In the early years of philanthropy, when I got involved with my first few organizations, I always gave a set amount of $100 no matter what the donation requirement was. The minimum donation could have been $3, and I would give $100. I wasn’t as intentional about my philanthropy as I am today. For me, donor leadership isn’t about recognition; it’s about partnership, respect and commitment.
Too many donors stipulate requirements that are detrimental to the work of an organization. If donors respect what an organization does, they should not place a time limit on their support. Thinking that in three years an organization can devise a program, get it off the ground and begin to evaluate it is unrealistic. When donors, including foundations, fund only specific projects, the organizations pad their requests or are left to hustle to keep the lights on, pay the staff, cover insurance, etc. This is not to say that I never give designated grants. But when I do, I make sure there is adequate provision for overhead.

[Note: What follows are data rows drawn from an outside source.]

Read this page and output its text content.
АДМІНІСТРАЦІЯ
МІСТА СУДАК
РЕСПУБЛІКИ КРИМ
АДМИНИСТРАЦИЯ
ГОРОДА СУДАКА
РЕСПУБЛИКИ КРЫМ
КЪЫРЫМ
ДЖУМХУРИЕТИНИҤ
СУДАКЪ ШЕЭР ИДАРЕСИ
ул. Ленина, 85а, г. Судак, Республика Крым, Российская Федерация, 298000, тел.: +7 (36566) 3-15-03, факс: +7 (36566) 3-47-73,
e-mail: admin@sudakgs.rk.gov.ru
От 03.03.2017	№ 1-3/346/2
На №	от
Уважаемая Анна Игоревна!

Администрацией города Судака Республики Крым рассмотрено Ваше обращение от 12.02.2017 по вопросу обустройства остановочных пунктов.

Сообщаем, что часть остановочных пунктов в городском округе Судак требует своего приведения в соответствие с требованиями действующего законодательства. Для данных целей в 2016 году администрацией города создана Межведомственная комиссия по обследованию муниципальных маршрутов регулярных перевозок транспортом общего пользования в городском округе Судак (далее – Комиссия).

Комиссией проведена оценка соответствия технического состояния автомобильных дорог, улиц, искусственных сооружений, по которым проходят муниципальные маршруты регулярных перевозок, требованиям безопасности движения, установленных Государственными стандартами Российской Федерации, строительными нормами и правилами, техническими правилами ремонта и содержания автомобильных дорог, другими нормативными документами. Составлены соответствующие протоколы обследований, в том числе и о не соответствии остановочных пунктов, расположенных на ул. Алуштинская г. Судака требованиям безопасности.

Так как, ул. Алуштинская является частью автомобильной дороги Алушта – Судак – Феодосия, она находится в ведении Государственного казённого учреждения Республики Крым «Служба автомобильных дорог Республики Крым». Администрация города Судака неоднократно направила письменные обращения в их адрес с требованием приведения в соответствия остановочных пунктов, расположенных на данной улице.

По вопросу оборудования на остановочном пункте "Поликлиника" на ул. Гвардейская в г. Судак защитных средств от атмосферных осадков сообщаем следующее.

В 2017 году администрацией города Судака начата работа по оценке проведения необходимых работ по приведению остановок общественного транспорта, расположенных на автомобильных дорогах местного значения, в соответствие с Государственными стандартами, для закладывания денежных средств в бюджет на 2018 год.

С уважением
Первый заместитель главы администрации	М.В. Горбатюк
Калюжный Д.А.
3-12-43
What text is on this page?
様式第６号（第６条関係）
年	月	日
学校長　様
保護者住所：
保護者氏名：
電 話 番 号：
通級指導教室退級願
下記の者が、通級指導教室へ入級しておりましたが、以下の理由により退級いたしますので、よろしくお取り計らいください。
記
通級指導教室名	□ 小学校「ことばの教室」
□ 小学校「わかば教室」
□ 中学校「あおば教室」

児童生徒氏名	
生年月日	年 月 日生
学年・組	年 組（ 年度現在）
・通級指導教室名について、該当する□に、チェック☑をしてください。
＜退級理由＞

Gender has always been important to me. I grew up in the ‘50s, and experienced gender inequality in my everyday life. Too many people believe women’s issues no longer need support. While nothing could be further from the truth, this translates into a major funding crisis for organizations that work to empower women and girls. I know this funding crisis first hand as I’ve been on both sides of the table, as an employee of not-for-profits and as a board member of many.
For more than 20 years, I have encouraged women to step up to the plate with mixed results. Women and girls have endless potential to change global development, but donors must strive to be more strategic. We can’t just sit back and wait for change to happen. Women must step into our donor leadership and call on others to join us.
In 1993, I made my first BIG + bold $1 million gift to establish Mayan, a feminist organization to act as a catalyst for change for women in the Jewish community. That gift unleashed the power of my philanthropy. I have since made many gifts of $1 million, each targeted toward social change for women. My most recent gift went to American Jewish World Service, the leading Jewish human rights and development organization working to realize human rights and end poverty in the developing world.
Ruth Messinger Describes the Impact
President, American Jewish World Service
Barbara is a leader in every sense of the word, and it is because of donors like her that organizations are able to not only survive, but thrive.
Barbara first got involved with American Jewish World Service (AJWS) as a donor. She joined a Study Tour to India that highlighted our work with a partner organization in women’s economic development and microfinance. On the trip she saw the exponential impact that increased funding could have for the women in the community, became a larger donor and eventually joined our board of directors and became its chair.
If you’ve worked in non-profits you know that not all directors or donors are created equal. As a donor Barbara understands that organizations must be able to make choices about their funding. She will say, “I know we are primarily a grant-making organization, but our advocacy work is critically important so if you can’t raise money for advocacy, let me help by targeting some of my funds to that purpose.” She otherwise doesn’t restrict her funding to specific programs or initiatives, and her intuition for long-term sustainability and generosity is invaluable to our growth. As a board member Barbara is an active champion in the world, leveraging her enthusiasm, visibility, and pledge to help bring other donors to the table for our organization and is involved with her board colleagues to make the organization as strong as it can be.
The women’s movement needs more sophisticated donors like Barbara – women willing to fully invest their time, treasure and talent for the advancement of women and girls.